Debit cards are taking center stage in consumers' lives as the U.S. deals with this recession, says TowerGroup. According to a research note from the Needham, Mass.-based firm titled "Shuffling the Cards: The Migration of Frugal Consumers and Cautious Lenders to a Debit Card World", debit cards are far more resilient in the current recessionary economy than credit cards.
In less than 15 years, debit card transactions in the U.S. grew from 1 percent of noncash transactions to more than 50 percent. TowerGroup predicts that debit card transaction volume and card spend will grow through 2015, through the current recession and ensuing economic recovery.

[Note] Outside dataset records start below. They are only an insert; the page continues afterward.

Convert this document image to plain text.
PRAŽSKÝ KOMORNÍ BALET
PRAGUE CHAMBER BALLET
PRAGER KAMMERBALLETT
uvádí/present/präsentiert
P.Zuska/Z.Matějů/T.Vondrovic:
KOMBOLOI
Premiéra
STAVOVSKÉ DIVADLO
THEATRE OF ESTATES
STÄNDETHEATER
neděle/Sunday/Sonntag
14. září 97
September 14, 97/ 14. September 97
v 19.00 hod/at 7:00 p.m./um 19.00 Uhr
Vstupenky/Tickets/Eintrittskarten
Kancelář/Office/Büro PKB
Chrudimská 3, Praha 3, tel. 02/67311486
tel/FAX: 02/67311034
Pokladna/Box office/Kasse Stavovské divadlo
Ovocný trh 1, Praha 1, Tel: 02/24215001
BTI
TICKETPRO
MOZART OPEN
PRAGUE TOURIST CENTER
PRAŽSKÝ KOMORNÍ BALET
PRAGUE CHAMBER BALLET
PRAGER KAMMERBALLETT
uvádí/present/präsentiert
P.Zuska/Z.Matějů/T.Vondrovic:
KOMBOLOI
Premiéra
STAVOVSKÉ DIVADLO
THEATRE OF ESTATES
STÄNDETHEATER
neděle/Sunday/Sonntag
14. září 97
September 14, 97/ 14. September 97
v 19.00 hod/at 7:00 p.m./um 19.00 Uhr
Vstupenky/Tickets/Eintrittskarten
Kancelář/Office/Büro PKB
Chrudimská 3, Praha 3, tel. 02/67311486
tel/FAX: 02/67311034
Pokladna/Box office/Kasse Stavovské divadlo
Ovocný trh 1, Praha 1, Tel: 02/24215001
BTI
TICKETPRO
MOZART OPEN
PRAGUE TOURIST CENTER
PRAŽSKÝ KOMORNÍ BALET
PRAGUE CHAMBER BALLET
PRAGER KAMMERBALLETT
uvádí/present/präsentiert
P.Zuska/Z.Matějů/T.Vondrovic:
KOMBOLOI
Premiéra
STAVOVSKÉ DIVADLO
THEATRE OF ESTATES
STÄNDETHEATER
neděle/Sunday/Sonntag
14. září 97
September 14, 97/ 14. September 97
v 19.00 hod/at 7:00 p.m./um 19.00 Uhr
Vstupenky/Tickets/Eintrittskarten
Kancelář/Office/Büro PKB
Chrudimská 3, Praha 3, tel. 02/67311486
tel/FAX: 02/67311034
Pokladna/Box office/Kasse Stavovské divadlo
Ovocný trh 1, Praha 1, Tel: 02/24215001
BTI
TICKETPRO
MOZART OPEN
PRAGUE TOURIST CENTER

Consumers are changing their spending behaviors and are shying away from credit cards in an effort to limit discretionary spending. TowerGroup believes that because debit cards link directly with consumers' demand deposit accounts, these cards typically force people to spend only to the amount in their account, unless the debit card is linked to a line of credit.
Add to this cautious lending strategies among regulation-wary credit card issuers and the stage is set for a surge in debit card usage—especially once mobile payments technology becomes widespread in this country, says TowerGroup.
TowerGroup recommends that to foster customer loyalty, card issuers implement strategies to accommodate consumers' shift to debit cards. With debit reward programs starting up, card issuers can benefit by cross-selling additional products such as credit cards, investments and mortgages to their debit card customer pool, the firm notes.
"The traditional debit card business model will evolve as a result of inevitable market changes with mergers, new regulations and the greater consumer acceptance of prepaid cards," said Dennis Moroney, research director for bank cards at TowerGroup, in a statement. "Card issuers will have to embrace the debit card platform to keep up with a new financial world in which debit and prepaid cards become the dominant payment methods."